Do Professor X's assertions during the hiring process that she was a faithful member of the denomination then function as "material lies" that justify her firing? She, after all, denies that they do. (A private college can fire her anyway, because they are the ones here with the authority to define 'orthodox', contra Locke's remark that "every man is orthdox to himself"). Still, I don't hear Prof. Smith's voice here, nor does the quoted material contain an explicit claim from here that could be empirically adjudicated. More importantly, do we really want administrators, or lawyers for that matter, investigating back 2, 3, 4 or more generations, and then issuing a certification of "Native ancestry", or not? (Cf. the disputes within casino-operating tribes about who is "really" a tribal member, here). Or, for an earlier historical parallel, there was a term for this kind of investigation in Germany in the 1930s, which resulted in the issuance of an Ahnenpass attesting to Aryan ancestry. That does not feel like a good way to proceed.

To be sure, these cases do expose lacunae, not to mention incommensurabilities, about how we talk about, define, and deploy categories like "race" or "indigenous" in different contexts – such as legal actions, employment, and scholarship. And recent movements among progressives, however worthy their calls for justice, sometimes appear to veer towards re-establishing 'essentialism' that a previous generation of 'progressive' thought spent fighting. My point here is simply that our language of identity is fractured, full of gaps and sometimes contradictions, and radically incomplete, and we should be very very hesitant to squeeze it into the Procrustean black-and-white structure of legal thinking.

My real question about professors like Smith, Churchill, etc., would rather be: can they demonstrate that they are effective and professional teachers? Is their research subject to peer-review, and published appropriately?
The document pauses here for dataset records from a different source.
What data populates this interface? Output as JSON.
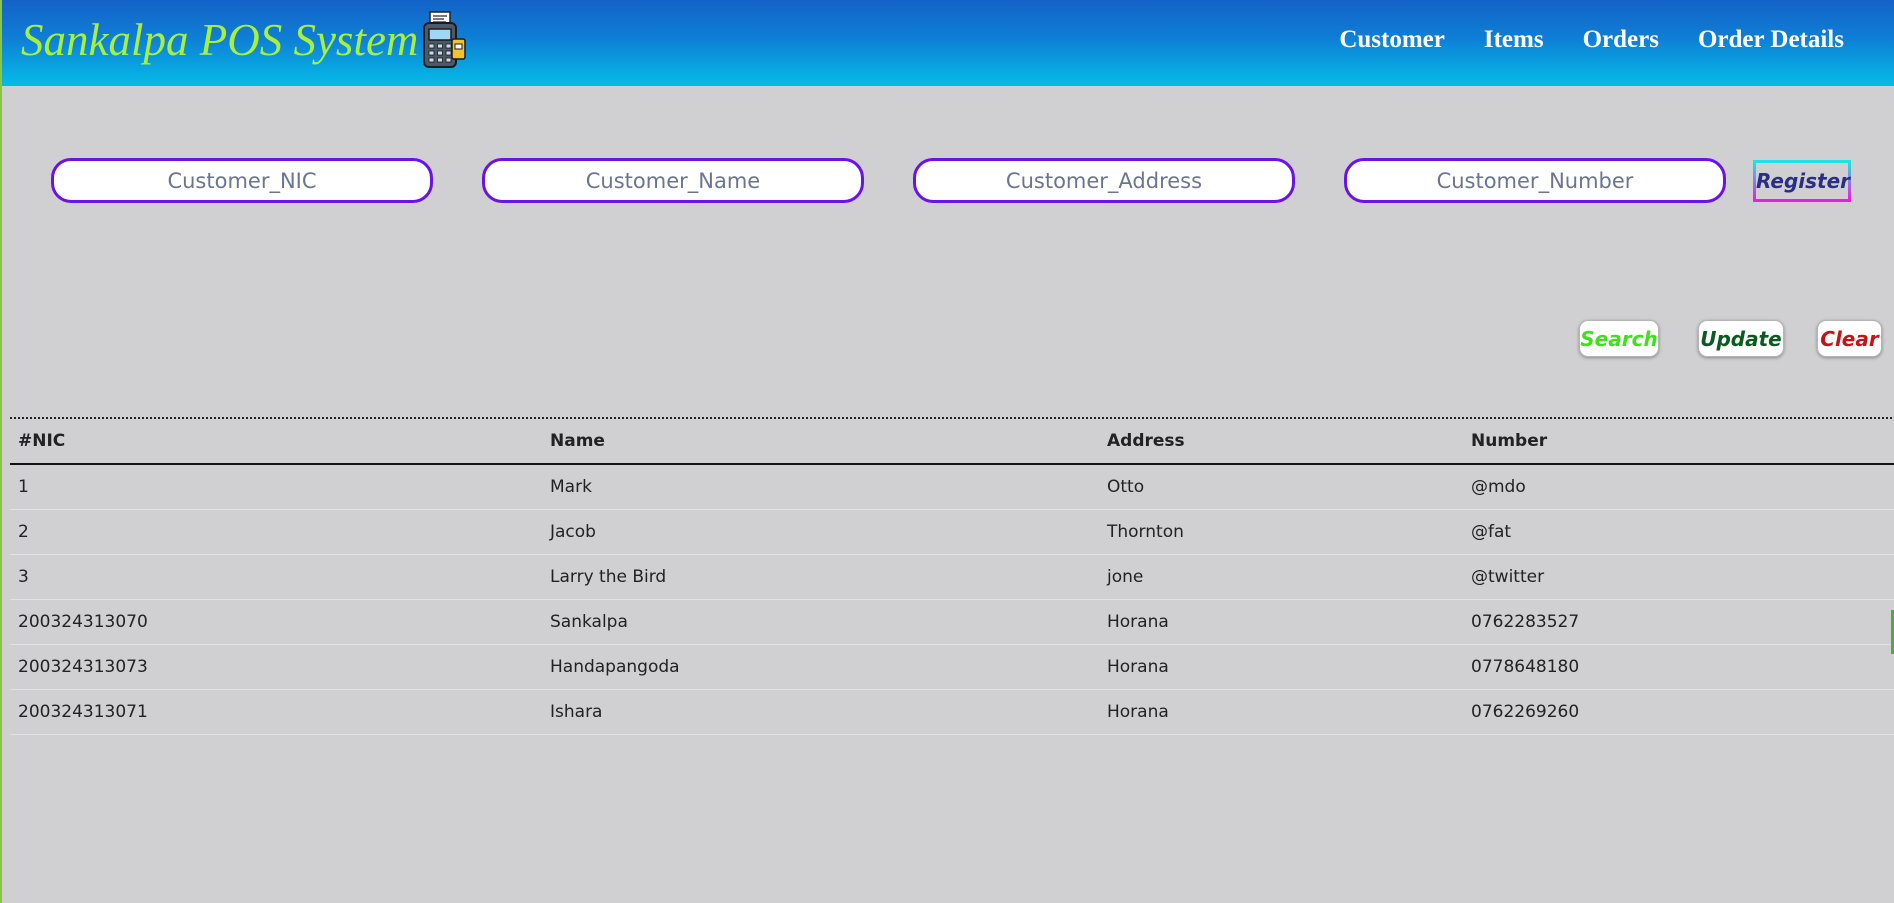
{
  "header": {
    "brand": "Sankalpa POS System",
    "brand_icon": "pos-terminal-icon",
    "nav": [
      {
        "label": "Customer"
      },
      {
        "label": "Items"
      },
      {
        "label": "Orders"
      },
      {
        "label": "Order Details"
      }
    ],
    "colors": {
      "brand_text": "#a9f03a",
      "gradient_top": "#1462c7",
      "gradient_bottom": "#05bde6"
    }
  },
  "form": {
    "nic_placeholder": "Customer_NIC",
    "name_placeholder": "Customer_Name",
    "address_placeholder": "Customer_Address",
    "number_placeholder": "Customer_Number",
    "register_label": "Register"
  },
  "actions": {
    "search_label": "Search",
    "update_label": "Update",
    "clear_label": "Clear"
  },
  "table": {
    "headers": [
      "#NIC",
      "Name",
      "Address",
      "Number"
    ],
    "rows": [
      [
        "1",
        "Mark",
        "Otto",
        "@mdo"
      ],
      [
        "2",
        "Jacob",
        "Thornton",
        "@fat"
      ],
      [
        "3",
        "Larry the Bird",
        "jone",
        "@twitter"
      ],
      [
        "200324313070",
        "Sankalpa",
        "Horana",
        "0762283527"
      ],
      [
        "200324313073",
        "Handapangoda",
        "Horana",
        "0778648180"
      ],
      [
        "200324313071",
        "Ishara",
        "Horana",
        "0762269260"
      ]
    ]
  }
}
Even if these are imperfect standards, they strike me as much more relevant than trying to adjudicate whether someone is "really" Native, or Christian for that matter.

tjchiang said...

I think your hypothesis 1 needs refinement, in that the university is not "signaling" that it takes Prop. 209 seriously any more than Brett Kavanaugh describing Roe v. Wade as "settled law" signals a commitment to abortion rights. A signal is something you hope at least some people will believe; which in these cases nobody does. Rather, what these people are doing is avoiding giving explicit ammunition to political opponents. Everybody knows that the UC Riverside faculty do not take Prop 209 seriously and do consider ethnicity under the hood, but there is a difference between everybody tacitly knowing and stark evidence in court.

Besides the intuition difference that Asher Steinberg already pointed out, another difference between your doctorate hypothetical and the present case is that a college that surreptitiously violates its own self-imposed policy faces no legal consequences, whereas UC Riverside firing Smith will likely provoke a wrongful termination suit, where--even accepting that firing someone solely for immaterial dishonesty is legally proper--a jury will have to make a factual judgment about UC Riverside's actual motivation, i.e., did they fire Smith because of dishonesty or for being the "wrong" ethnicity. I don't think it takes an overzealous general counsel's office to conclude that a jury is likely to disbelieve the "we fired Smith solely for dishonesty" story, even if that story is legally justifiable.